Dermatite Atópica em Pets: Sinais e Papel da Nutrição
Dermatite atópica em pets causa coceira crônica, queda de pelo e infecções recorrentes. Saiba identificar os sinais e como a nutrição contribui para o controle.
DERMATITE ATÓPICA
Isabelle Assumpção
4/21/20267 min read


Dermatite atópica em pets é uma das condições mais frustrantes para tutores — e uma das mais complexas para manejar. O cão que coça sem parar, o gato que lambe compulsivamente as patas, a pele que inflama, melhora com o tratamento e volta a piorar semanas depois. Um ciclo que parece não ter fim e que afeta diretamente a qualidade de vida do animal e o bem-estar de quem cuida dele.
O que muitos tutores não sabem é que a dermatite atópica tem uma interface nutricional importante — e que a alimentação pode tanto agravar quanto contribuir para o controle da condição. Não como cura, mas como parte de um manejo que faz diferença real no dia a dia do pet.
Neste artigo, vou explicar o que é a dermatite atópica, como identificar os sinais, por que ela tende a ser recorrente e qual é o papel da nutrição nesse contexto.

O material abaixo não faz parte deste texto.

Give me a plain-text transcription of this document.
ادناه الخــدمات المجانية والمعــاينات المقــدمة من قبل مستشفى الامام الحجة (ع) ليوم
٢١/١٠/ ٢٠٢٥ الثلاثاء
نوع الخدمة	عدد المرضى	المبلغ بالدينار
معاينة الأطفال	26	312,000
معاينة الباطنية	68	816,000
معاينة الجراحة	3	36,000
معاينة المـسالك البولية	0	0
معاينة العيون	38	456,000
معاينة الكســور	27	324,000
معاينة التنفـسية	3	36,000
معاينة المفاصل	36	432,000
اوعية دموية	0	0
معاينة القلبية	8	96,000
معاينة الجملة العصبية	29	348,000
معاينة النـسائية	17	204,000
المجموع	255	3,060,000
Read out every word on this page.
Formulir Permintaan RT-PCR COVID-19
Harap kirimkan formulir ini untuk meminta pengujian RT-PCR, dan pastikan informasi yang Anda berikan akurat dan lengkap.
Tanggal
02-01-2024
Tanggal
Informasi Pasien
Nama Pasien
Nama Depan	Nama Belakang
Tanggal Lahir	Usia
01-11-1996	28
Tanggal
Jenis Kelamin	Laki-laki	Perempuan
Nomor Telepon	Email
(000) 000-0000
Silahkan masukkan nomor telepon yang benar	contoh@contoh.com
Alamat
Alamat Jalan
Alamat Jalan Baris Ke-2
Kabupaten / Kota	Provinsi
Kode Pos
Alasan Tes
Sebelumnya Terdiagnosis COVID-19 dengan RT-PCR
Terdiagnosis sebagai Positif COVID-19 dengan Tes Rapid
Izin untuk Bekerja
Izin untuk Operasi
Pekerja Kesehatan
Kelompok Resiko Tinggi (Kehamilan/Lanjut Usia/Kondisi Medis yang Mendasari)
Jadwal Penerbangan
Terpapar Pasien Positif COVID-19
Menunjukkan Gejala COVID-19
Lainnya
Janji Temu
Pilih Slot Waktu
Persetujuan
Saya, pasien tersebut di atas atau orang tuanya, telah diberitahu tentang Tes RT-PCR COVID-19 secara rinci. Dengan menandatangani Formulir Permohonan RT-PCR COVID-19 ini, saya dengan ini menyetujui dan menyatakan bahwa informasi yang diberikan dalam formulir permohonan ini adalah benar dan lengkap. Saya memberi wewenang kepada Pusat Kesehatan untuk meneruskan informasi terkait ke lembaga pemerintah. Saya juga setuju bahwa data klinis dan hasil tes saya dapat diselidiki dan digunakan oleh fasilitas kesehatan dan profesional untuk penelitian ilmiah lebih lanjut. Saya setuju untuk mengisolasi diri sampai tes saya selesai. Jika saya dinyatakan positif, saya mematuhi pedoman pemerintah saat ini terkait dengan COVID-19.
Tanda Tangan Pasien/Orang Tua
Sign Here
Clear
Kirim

O que é Dermatite Atópica em Pets?
Dermatite atópica é uma doença inflamatória crônica da pele, de base genética e imunológica, caracterizada por hipersensibilidade a alérgenos ambientais — como ácaros, pólen, fungos e epitélio de outros animais. É uma das formas mais comuns de alergia em cães, e também ocorre em gatos, embora com manifestações clínicas um pouco diferentes.
É importante distinguir a dermatite atópica de outras formas de dermatite alérgica, especialmente a hipersensibilidade alimentar — que é desencadeada por componentes da dieta, não por alérgenos ambientais. Na prática clínica, as duas condições podem coexistir no mesmo animal, o que torna o diagnóstico diferencial fundamental para um manejo adequado.
A dermatite atópica é uma condição crônica — não tem cura, mas tem controle. E a qualidade desse controle depende de uma abordagem que considere todos os fatores que influenciam a inflamação da pele, incluindo a alimentação.
Quais São os Sinais de Dermatite Atópica em Pets?
Coceira persistente e intensa
O prurido — a coceira — é o sinal cardinal da dermatite atópica. Diferente de uma coceira pontual e passageira, o prurido atópico é persistente, recorrente e frequentemente intenso o suficiente para interferir no sono e nas atividades normais do animal.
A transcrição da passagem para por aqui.